As will be seen from the chemical analysis of raw umber, it contains quite a high percentage of manganese dioxide, which constituent exerts a strong drying influence on linseed oil, even when it is not incorporated with the oil by heat. Umber, whether raw or burnt, that is put up in containers for the trade where it is liable to be held in storage for long periods, should not be mixed and ground in boiled linseed oil. Not only on account of its liability to form skins, but for the reason that when used in large portions with white to obtain certain effects on exterior painting, it would if not used judiciously by omitting much of the dryers, exert the same bad influence on the life of the paint, as if an excess of dryer had been used.

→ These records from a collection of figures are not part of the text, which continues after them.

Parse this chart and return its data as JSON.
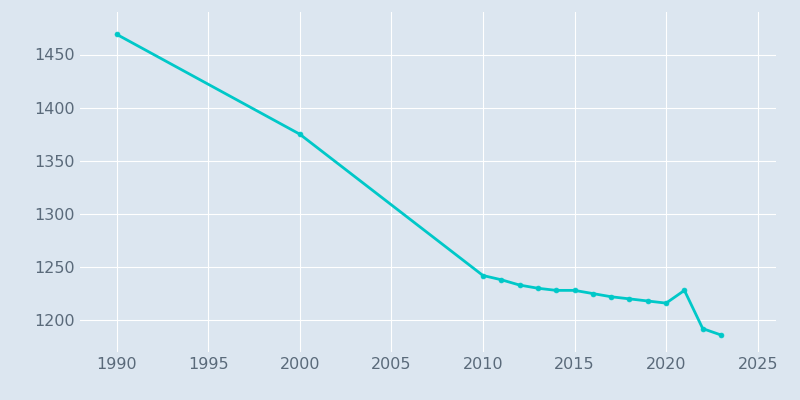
{
  "years": [
    1990,
    2000,
    2010,
    2011,
    2012,
    2013,
    2014,
    2015,
    2016,
    2017,
    2018,
    2019,
    2020,
    2021,
    2022,
    2023
  ],
  "population": [
    1469,
    1375,
    1242,
    1238,
    1233,
    1230,
    1228,
    1228,
    1225,
    1222,
    1220,
    1218,
    1216,
    1228,
    1192,
    1186
  ],
  "line_color": "#00C8C8",
  "bg_color": "#dce6f0",
  "xlim": [
    1988,
    2026
  ],
  "ylim": [
    1170,
    1490
  ],
  "yticks": [
    1200,
    1250,
    1300,
    1350,
    1400,
    1450
  ],
  "xticks": [
    1990,
    1995,
    2000,
    2005,
    2010,
    2015,
    2020,
    2025
  ],
  "grid_color": "#ffffff",
  "linewidth": 2.0,
  "tick_labelsize": 11.5,
  "tick_color": "#5a6a7a"
}
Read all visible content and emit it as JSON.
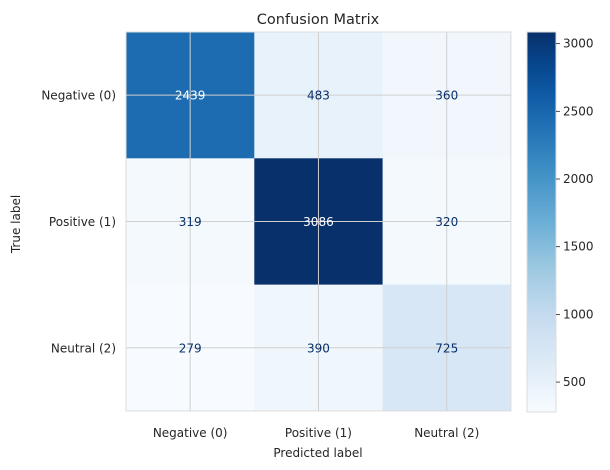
{
  "chart_data": {
    "type": "heatmap",
    "title": "Confusion Matrix",
    "xlabel": "Predicted label",
    "ylabel": "True label",
    "x_categories": [
      "Negative (0)",
      "Positive (1)",
      "Neutral (2)"
    ],
    "y_categories": [
      "Negative (0)",
      "Positive (1)",
      "Neutral (2)"
    ],
    "values": [
      [
        2439,
        483,
        360
      ],
      [
        319,
        3086,
        320
      ],
      [
        279,
        390,
        725
      ]
    ],
    "colormap": "Blues",
    "colorbar": {
      "range": [
        279,
        3086
      ],
      "ticks": [
        500,
        1000,
        1500,
        2000,
        2500,
        3000
      ]
    },
    "grid": true
  }
}
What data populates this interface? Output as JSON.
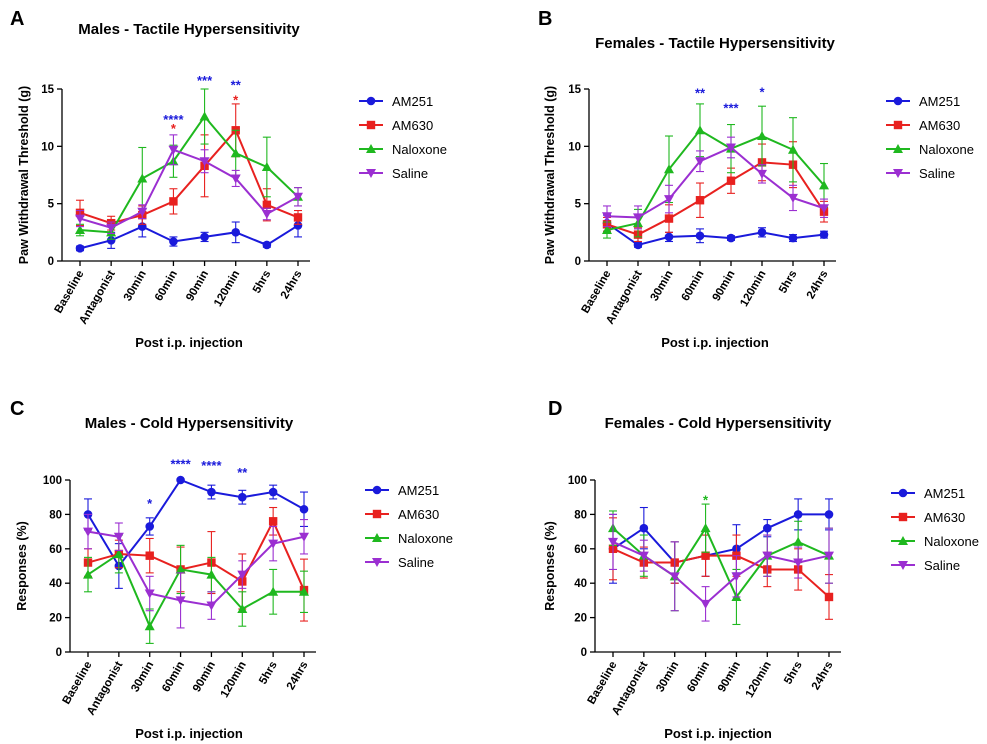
{
  "chart_data": [
    {
      "panel": "A",
      "type": "line",
      "title": "Males - Tactile Hypersensitivity",
      "xlabel": "Post i.p. injection",
      "ylabel": "Paw Withdrawal Threshold (g)",
      "categories": [
        "Baseline",
        "Antagonist",
        "30min",
        "60min",
        "90min",
        "120min",
        "5hrs",
        "24hrs"
      ],
      "ylim": [
        0,
        15
      ],
      "yticks": [
        0,
        5,
        10,
        15
      ],
      "series": [
        {
          "name": "AM251",
          "color": "#1a1adb",
          "marker": "circle",
          "values": [
            1.1,
            1.8,
            3.0,
            1.7,
            2.1,
            2.5,
            1.4,
            3.1
          ],
          "err": [
            0.2,
            0.7,
            0.9,
            0.4,
            0.4,
            0.9,
            0.2,
            1.0
          ]
        },
        {
          "name": "AM630",
          "color": "#e8211f",
          "marker": "square",
          "values": [
            4.2,
            3.3,
            4.0,
            5.2,
            8.3,
            11.4,
            4.9,
            3.8
          ],
          "err": [
            1.1,
            0.6,
            0.8,
            1.1,
            2.7,
            2.3,
            1.4,
            0.6
          ]
        },
        {
          "name": "Naloxone",
          "color": "#1fb81f",
          "marker": "triangle-up",
          "values": [
            2.7,
            2.5,
            7.2,
            8.7,
            12.6,
            9.4,
            8.2,
            5.6
          ],
          "err": [
            0.5,
            0.6,
            2.7,
            1.4,
            2.4,
            2.0,
            2.6,
            0.8
          ]
        },
        {
          "name": "Saline",
          "color": "#9b2fd1",
          "marker": "triangle-down",
          "values": [
            3.7,
            2.9,
            4.3,
            9.7,
            8.7,
            7.2,
            4.1,
            5.6
          ],
          "err": [
            0.7,
            0.5,
            0.6,
            1.3,
            1.0,
            0.7,
            0.5,
            0.8
          ]
        }
      ],
      "annotations": [
        {
          "x": "60min",
          "text": "****",
          "color": "#1a1adb",
          "y": 12.3
        },
        {
          "x": "60min",
          "text": "*",
          "color": "#e8211f",
          "y": 11.5
        },
        {
          "x": "90min",
          "text": "***",
          "color": "#1a1adb",
          "y": 15.7
        },
        {
          "x": "120min",
          "text": "**",
          "color": "#1a1adb",
          "y": 15.3
        },
        {
          "x": "120min",
          "text": "*",
          "color": "#e8211f",
          "y": 14.0
        }
      ]
    },
    {
      "panel": "B",
      "type": "line",
      "title": "Females - Tactile Hypersensitivity",
      "xlabel": "Post i.p. injection",
      "ylabel": "Paw Withdrawal Threshold (g)",
      "categories": [
        "Baseline",
        "Antagonist",
        "30min",
        "60min",
        "90min",
        "120min",
        "5hrs",
        "24hrs"
      ],
      "ylim": [
        0,
        15
      ],
      "yticks": [
        0,
        5,
        10,
        15
      ],
      "series": [
        {
          "name": "AM251",
          "color": "#1a1adb",
          "marker": "circle",
          "values": [
            3.3,
            1.4,
            2.1,
            2.2,
            2.0,
            2.5,
            2.0,
            2.3
          ],
          "err": [
            0.7,
            0.2,
            0.4,
            0.6,
            0.2,
            0.4,
            0.3,
            0.3
          ]
        },
        {
          "name": "AM630",
          "color": "#e8211f",
          "marker": "square",
          "values": [
            3.2,
            2.3,
            3.7,
            5.3,
            7.0,
            8.6,
            8.4,
            4.3
          ],
          "err": [
            0.6,
            0.6,
            1.2,
            1.5,
            1.1,
            1.6,
            2.0,
            0.9
          ]
        },
        {
          "name": "Naloxone",
          "color": "#1fb81f",
          "marker": "triangle-up",
          "values": [
            2.7,
            3.3,
            8.0,
            11.4,
            9.8,
            10.9,
            9.7,
            6.6
          ],
          "err": [
            0.7,
            1.2,
            2.9,
            2.3,
            2.1,
            2.6,
            2.8,
            1.9
          ]
        },
        {
          "name": "Saline",
          "color": "#9b2fd1",
          "marker": "triangle-down",
          "values": [
            3.9,
            3.8,
            5.4,
            8.7,
            9.9,
            7.6,
            5.5,
            4.6
          ],
          "err": [
            0.9,
            1.0,
            1.2,
            0.9,
            0.9,
            0.8,
            1.1,
            0.8
          ]
        }
      ],
      "annotations": [
        {
          "x": "60min",
          "text": "**",
          "color": "#1a1adb",
          "y": 14.6
        },
        {
          "x": "90min",
          "text": "***",
          "color": "#1a1adb",
          "y": 13.3
        },
        {
          "x": "120min",
          "text": "*",
          "color": "#1a1adb",
          "y": 14.7
        }
      ]
    },
    {
      "panel": "C",
      "type": "line",
      "title": "Males - Cold Hypersensitivity",
      "xlabel": "Post i.p. injection",
      "ylabel": "Responses (%)",
      "categories": [
        "Baseline",
        "Antagonist",
        "30min",
        "60min",
        "90min",
        "120min",
        "5hrs",
        "24hrs"
      ],
      "ylim": [
        0,
        100
      ],
      "yticks": [
        0,
        20,
        40,
        60,
        80,
        100
      ],
      "series": [
        {
          "name": "AM251",
          "color": "#1a1adb",
          "marker": "circle",
          "values": [
            80,
            50,
            73,
            100,
            93,
            90,
            93,
            83
          ],
          "err": [
            9,
            13,
            5,
            0,
            4,
            4,
            4,
            10
          ]
        },
        {
          "name": "AM630",
          "color": "#e8211f",
          "marker": "square",
          "values": [
            52,
            57,
            56,
            48,
            52,
            41,
            76,
            36
          ],
          "err": [
            8,
            8,
            10,
            13,
            18,
            16,
            8,
            18
          ]
        },
        {
          "name": "Naloxone",
          "color": "#1fb81f",
          "marker": "triangle-up",
          "values": [
            45,
            57,
            15,
            48,
            45,
            25,
            35,
            35
          ],
          "err": [
            10,
            11,
            10,
            14,
            10,
            10,
            13,
            12
          ]
        },
        {
          "name": "Saline",
          "color": "#9b2fd1",
          "marker": "triangle-down",
          "values": [
            70,
            67,
            34,
            30,
            27,
            45,
            63,
            67
          ],
          "err": [
            10,
            8,
            10,
            16,
            8,
            8,
            10,
            10
          ]
        }
      ],
      "annotations": [
        {
          "x": "30min",
          "text": "*",
          "color": "#1a1adb",
          "y": 86
        },
        {
          "x": "60min",
          "text": "****",
          "color": "#1a1adb",
          "y": 109
        },
        {
          "x": "90min",
          "text": "****",
          "color": "#1a1adb",
          "y": 108
        },
        {
          "x": "120min",
          "text": "**",
          "color": "#1a1adb",
          "y": 104
        }
      ]
    },
    {
      "panel": "D",
      "type": "line",
      "title": "Females - Cold Hypersensitivity",
      "xlabel": "Post i.p. injection",
      "ylabel": "Responses (%)",
      "categories": [
        "Baseline",
        "Antagonist",
        "30min",
        "60min",
        "90min",
        "120min",
        "5hrs",
        "24hrs"
      ],
      "ylim": [
        0,
        100
      ],
      "yticks": [
        0,
        20,
        40,
        60,
        80,
        100
      ],
      "series": [
        {
          "name": "AM251",
          "color": "#1a1adb",
          "marker": "circle",
          "values": [
            60,
            72,
            52,
            56,
            60,
            72,
            80,
            80
          ],
          "err": [
            20,
            12,
            12,
            12,
            14,
            5,
            9,
            9
          ]
        },
        {
          "name": "AM630",
          "color": "#e8211f",
          "marker": "square",
          "values": [
            60,
            52,
            52,
            56,
            56,
            48,
            48,
            32
          ],
          "err": [
            18,
            9,
            12,
            12,
            12,
            10,
            12,
            13
          ]
        },
        {
          "name": "Naloxone",
          "color": "#1fb81f",
          "marker": "triangle-up",
          "values": [
            72,
            56,
            44,
            72,
            32,
            56,
            64,
            56
          ],
          "err": [
            10,
            12,
            20,
            14,
            16,
            12,
            12,
            16
          ]
        },
        {
          "name": "Saline",
          "color": "#9b2fd1",
          "marker": "triangle-down",
          "values": [
            64,
            56,
            44,
            28,
            44,
            56,
            52,
            56
          ],
          "err": [
            16,
            9,
            20,
            10,
            12,
            12,
            9,
            16
          ]
        }
      ],
      "annotations": [
        {
          "x": "60min",
          "text": "*",
          "color": "#1fb81f",
          "y": 88
        }
      ]
    }
  ]
}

If the dry pigment is in fine powder and of soft texture, it is best ground on 20 or 24-inch esopus stone mills, running at no higher speed than that suggested for grinding sienna, as too high a temperature in the mill is very apt to darken its natural color. If it is harsh in texture, buhr stones are required to grind it down to proper fineness without needing many runs. Raw Turkey umber of good average quality will require its own weight of raw linseed oil to produce a smooth paste, while American raw umber usually requires thirty-five pounds of raw oil to sixty-five pounds pigment for one hundred pounds of paste.
For use as a japan or coach color, none but the best grade of raw Turkey umber of the olive hue should be selected, and it is best to temper the very quick drying of the color somewhat by the addition of raw linseed oil, this addition depending upon the strength of the japan. The usual proportions being 46 per cent by weight of pigment, 50 per cent japan and 4 per cent oil.
For artists' tube color only the very warmest olive toned raw Turkey umber should be selected and ground very fine in poppyseed oil, on stone mills of small diameter, not permitting too high a temperature, so as not to dull the natural tone. Here as in the ordinary oil color, oil and pigment will be about equal in weight. While raw umber is not used to any great extent ground in water, it is all the same necessary to have it on the list of distemper colors, as it is desirable for producing certain effects in fresco or distemper painting. To produce one hundred pounds of finished paste will require a mixing of sixty pounds water with fifty pounds pigment, the loss being caused by the evaporation of the water during the grinding process.